Fear, for a believer, is increased when we take seriously the Lord's instruction to preach the message of the kingdom. Communicating the gospel can be a dangerous activity. Certainly, Jesus wasn't immune from trouble, and his disciples can expect similar treatment.

Jesus sought to overcome the disciples' fear of gospelling by teaching three powerful truths:

i] The sovereignty of God in evangelism. God will see to it that the message of salvation is never far from the seeker after truth. Jesus is not dependent on us, rather we on him. We therefore don't need to panic about gospelling, get into programming, selling techniques, group dynamics.... to communicate the gospel. We can naturally communicate the truth in line with our circumstances and so minimize community reaction.

ii] The fear of God in evangelism. We can better deal with evangelistic confrontations when we remind ourselves of all that we possess in Christ. We would be nothing without him and are everything with him. If we are to fear anyone, better to fear Him.

iii] The care of God in evangelism.
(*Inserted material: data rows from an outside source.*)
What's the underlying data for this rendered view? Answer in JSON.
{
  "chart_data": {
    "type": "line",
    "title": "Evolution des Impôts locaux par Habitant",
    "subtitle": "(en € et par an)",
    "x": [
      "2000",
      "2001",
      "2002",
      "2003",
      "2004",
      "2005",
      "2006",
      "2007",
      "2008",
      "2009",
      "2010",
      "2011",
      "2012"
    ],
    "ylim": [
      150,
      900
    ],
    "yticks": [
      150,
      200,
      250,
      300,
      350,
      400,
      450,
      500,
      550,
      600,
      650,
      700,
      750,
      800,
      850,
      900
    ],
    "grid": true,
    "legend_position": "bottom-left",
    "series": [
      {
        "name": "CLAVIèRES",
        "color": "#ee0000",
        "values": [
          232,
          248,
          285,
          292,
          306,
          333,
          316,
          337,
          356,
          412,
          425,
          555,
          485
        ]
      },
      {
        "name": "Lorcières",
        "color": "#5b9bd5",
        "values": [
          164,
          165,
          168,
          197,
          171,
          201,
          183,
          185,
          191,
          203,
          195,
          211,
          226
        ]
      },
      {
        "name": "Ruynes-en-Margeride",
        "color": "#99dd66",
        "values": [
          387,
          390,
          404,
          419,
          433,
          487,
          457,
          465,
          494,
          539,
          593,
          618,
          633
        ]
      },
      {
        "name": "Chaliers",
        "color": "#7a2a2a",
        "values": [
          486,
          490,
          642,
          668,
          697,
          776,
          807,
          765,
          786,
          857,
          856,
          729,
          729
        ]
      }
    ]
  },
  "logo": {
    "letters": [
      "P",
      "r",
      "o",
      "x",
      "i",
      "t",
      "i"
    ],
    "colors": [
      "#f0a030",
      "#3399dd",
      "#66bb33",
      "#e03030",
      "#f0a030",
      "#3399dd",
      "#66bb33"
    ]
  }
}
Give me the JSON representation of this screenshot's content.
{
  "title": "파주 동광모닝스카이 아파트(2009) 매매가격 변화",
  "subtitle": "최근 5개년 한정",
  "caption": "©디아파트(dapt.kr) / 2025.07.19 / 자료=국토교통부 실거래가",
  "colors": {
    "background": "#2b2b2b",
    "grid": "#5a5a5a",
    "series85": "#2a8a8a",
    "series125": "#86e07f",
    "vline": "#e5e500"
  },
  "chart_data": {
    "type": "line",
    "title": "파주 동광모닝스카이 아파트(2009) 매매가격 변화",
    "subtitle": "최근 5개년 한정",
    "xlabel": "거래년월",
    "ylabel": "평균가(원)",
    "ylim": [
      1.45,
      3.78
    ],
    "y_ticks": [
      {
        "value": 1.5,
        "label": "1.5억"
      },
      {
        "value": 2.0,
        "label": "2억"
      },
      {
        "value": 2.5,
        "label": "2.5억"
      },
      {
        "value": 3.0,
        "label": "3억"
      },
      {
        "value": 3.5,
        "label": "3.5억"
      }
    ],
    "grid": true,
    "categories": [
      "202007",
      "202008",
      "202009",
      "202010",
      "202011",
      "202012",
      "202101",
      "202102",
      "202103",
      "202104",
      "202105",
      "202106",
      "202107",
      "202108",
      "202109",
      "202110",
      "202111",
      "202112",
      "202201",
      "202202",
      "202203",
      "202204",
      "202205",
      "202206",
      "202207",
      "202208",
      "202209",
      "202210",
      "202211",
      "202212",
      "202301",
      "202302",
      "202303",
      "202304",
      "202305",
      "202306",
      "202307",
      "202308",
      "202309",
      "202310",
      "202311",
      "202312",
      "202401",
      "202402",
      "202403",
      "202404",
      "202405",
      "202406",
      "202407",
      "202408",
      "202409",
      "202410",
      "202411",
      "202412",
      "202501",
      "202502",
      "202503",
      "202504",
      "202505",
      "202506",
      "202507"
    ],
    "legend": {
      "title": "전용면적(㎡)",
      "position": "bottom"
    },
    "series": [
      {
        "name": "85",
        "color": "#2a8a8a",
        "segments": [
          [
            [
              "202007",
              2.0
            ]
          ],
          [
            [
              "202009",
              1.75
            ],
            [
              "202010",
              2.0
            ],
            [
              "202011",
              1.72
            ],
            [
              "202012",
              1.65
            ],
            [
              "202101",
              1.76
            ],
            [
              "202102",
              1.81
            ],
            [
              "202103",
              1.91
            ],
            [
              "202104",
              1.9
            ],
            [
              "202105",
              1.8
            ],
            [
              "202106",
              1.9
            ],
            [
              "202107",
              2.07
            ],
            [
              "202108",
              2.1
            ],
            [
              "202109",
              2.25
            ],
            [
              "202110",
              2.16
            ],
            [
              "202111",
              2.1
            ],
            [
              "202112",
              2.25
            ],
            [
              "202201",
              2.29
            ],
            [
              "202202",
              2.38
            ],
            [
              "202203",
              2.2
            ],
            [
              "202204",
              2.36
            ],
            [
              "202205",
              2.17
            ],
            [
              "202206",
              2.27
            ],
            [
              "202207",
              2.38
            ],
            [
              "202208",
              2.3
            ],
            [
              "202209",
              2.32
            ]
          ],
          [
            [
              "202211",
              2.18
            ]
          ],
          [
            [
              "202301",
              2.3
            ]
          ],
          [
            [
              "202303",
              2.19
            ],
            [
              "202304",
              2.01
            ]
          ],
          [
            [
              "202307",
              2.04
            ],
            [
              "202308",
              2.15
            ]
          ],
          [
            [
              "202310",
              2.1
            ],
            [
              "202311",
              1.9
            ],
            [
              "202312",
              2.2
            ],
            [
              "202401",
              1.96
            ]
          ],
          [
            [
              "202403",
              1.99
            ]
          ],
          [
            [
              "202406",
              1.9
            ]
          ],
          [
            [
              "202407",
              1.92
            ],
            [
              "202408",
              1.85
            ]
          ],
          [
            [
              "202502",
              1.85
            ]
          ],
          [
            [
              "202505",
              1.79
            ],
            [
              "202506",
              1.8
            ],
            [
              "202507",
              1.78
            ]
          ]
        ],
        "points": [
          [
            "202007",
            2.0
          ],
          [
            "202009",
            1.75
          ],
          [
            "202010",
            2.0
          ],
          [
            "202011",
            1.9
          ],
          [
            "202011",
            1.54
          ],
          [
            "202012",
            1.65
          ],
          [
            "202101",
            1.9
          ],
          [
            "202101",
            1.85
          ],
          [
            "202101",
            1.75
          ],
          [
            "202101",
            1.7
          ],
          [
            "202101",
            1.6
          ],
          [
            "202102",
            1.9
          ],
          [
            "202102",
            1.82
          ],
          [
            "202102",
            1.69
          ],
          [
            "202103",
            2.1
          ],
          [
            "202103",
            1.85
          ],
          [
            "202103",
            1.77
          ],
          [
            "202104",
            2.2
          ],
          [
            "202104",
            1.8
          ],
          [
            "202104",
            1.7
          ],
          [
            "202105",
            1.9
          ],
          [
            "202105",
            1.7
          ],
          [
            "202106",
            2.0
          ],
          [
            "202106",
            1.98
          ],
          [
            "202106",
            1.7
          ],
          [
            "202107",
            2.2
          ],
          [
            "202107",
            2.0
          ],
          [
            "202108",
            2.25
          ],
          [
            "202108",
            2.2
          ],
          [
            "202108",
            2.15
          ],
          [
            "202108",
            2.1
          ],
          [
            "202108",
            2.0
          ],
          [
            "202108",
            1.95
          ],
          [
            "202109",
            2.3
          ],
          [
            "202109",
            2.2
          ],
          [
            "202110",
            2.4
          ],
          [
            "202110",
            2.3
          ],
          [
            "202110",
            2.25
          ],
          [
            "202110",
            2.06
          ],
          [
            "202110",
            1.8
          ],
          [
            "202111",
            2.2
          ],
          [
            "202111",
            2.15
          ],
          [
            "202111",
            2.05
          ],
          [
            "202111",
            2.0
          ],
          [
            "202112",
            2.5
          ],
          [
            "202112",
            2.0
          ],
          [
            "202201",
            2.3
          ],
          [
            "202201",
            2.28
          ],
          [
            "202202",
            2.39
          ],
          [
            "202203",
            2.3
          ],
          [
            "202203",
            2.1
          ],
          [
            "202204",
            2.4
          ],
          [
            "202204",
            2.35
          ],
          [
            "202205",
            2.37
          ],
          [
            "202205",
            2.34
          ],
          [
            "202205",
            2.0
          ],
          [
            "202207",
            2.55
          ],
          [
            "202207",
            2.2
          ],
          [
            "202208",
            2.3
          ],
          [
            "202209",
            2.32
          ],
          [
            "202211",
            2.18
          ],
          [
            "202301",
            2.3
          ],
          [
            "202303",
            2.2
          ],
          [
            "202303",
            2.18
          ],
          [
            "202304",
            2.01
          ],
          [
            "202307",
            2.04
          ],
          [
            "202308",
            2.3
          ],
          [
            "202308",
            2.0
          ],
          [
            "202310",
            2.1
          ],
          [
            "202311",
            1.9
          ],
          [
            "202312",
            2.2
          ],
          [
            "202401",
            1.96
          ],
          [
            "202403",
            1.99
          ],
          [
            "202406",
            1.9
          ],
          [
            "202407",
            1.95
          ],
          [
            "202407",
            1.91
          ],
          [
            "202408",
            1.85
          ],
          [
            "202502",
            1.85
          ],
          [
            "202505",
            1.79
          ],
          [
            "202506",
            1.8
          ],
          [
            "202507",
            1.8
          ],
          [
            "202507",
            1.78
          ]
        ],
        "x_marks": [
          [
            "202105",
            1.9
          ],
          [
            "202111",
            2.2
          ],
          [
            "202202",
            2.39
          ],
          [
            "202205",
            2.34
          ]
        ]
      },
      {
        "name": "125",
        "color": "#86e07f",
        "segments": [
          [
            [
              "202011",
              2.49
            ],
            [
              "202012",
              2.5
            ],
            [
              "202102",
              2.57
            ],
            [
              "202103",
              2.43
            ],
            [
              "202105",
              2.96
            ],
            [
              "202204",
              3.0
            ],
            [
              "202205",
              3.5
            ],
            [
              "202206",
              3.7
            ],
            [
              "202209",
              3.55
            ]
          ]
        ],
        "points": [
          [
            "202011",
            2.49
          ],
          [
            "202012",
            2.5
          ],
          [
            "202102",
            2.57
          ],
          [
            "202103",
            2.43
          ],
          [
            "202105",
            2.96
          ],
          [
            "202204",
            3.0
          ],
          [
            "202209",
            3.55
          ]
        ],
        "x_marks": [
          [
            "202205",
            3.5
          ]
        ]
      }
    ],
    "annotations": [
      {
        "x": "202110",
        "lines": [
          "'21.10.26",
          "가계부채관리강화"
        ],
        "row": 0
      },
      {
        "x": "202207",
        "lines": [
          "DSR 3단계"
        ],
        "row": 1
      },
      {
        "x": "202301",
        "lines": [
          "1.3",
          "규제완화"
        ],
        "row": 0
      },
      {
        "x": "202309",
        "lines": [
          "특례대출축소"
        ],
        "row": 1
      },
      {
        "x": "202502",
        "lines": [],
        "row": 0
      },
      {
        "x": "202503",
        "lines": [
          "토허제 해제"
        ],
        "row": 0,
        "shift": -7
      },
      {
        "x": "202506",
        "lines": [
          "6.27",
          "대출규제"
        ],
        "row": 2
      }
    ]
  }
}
When we remind ourselves of our Lord's constant care, his constant participation in our lives, in good times and bad, we are better able to stand up for him. If we are getting a bit of flak because of our faith, it is very encouraging to know that Jesus is totally with us through all the circumstances of life.

So, stop feeling anxious!


1. Consider the nature of fear and how it affects the work of evangelism.

2. Apply the three truths Jesus gives us to overcome fear.